The photo shows a standard LapBand made
by Inamed Health. It consists of a ring of silicone which is placed
around the very top of the stomach. On the inner surface of the ring is
a balloon which is connected via a long thin tube to an access port
which is buried deep under the skin just above and to the left of the
umbilicus. If we pass a fine needle through the skin into the access
port we can inject saline into the balloon causing it to swell up and
thus tighten on the stomach wall. This will give the patient a sense of
satiety or lack of hunger. Even if they have not been eating they will
feel less hunger and less interest in food. If the band is adjusted
optimally, there is almost no interest in food or appetite for eating.
When they do eat they quickly get a sense of fullness and do not feel
inclined to eat more. The net result is that they eat 3 or less very
small meals per day and feel quite satisfied with that.

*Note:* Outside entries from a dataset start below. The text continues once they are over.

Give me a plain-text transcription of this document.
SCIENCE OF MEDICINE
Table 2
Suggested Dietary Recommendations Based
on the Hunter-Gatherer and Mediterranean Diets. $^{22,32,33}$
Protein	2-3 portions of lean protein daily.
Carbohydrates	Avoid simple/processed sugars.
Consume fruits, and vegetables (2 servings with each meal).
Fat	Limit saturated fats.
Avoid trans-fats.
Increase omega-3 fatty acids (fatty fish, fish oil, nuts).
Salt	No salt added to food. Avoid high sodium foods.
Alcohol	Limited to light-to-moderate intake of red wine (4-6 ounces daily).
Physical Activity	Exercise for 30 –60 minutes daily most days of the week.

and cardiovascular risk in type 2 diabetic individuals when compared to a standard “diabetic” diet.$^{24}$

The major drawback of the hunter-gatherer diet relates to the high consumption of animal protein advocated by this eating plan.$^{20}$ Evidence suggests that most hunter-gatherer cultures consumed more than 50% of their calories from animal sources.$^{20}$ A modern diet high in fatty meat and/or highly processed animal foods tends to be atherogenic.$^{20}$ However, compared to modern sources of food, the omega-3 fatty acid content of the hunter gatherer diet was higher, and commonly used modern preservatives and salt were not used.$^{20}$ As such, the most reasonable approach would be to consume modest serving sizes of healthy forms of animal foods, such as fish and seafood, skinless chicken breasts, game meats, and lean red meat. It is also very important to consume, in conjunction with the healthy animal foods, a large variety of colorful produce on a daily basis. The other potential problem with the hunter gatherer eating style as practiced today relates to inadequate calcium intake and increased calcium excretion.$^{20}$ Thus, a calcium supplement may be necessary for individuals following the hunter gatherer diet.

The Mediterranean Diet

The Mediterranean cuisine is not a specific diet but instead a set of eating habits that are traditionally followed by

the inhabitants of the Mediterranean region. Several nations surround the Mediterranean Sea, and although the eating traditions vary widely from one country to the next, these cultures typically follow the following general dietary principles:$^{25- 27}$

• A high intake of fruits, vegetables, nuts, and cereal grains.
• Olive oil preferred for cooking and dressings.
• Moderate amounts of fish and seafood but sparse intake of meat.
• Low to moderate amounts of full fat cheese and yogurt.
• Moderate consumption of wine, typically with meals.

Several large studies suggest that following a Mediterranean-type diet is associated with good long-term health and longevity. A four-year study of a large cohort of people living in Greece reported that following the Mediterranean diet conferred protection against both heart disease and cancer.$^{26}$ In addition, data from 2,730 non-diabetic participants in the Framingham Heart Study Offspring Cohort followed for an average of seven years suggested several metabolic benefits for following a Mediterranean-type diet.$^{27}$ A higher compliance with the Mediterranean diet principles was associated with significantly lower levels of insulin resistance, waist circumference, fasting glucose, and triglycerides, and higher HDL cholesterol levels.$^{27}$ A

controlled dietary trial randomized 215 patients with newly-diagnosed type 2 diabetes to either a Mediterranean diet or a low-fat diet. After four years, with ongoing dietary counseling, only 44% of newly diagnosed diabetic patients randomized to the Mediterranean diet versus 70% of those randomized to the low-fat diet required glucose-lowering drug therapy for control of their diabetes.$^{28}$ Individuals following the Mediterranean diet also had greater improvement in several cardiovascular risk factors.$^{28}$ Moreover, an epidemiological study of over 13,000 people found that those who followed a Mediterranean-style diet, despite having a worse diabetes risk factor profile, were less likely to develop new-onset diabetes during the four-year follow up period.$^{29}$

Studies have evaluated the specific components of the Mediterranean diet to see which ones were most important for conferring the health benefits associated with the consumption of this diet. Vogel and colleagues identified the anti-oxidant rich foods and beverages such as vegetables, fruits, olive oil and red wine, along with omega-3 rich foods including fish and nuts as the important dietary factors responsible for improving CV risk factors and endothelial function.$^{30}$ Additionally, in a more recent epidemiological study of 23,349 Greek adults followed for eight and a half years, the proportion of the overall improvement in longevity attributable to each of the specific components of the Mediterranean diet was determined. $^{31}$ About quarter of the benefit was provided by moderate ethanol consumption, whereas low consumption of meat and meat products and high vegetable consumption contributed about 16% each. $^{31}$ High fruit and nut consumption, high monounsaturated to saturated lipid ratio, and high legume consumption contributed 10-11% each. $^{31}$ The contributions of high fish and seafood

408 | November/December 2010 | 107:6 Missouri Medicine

These four pictures show two of the Lap
Band models – the 10cm band and the VG or Vanguard band. They show them
without additional saline and with added saline so that you can see the
effect of adding saline has on the space available in the middle.
These three graphics have been
developed to help illustrate how the band works, how it is placed and
how the adjustments work. To look at each, simply click on the image.
Note that the Lap Band is placed laparoscopically – keyhole surgery.
Thin tubes are passed through the skin into the abdominal cavity. A
telescope is passed down one of these tubes. It has a very high
definition camera attached and the surgeon can see what he is doing by
looking at the image on a television monitor rather than looking
directly inside the patient.
The adjustments are performed in the
office and generally only take a few minutes. Apart from a quick jab of
the needle through the skin there is no particular discomfort.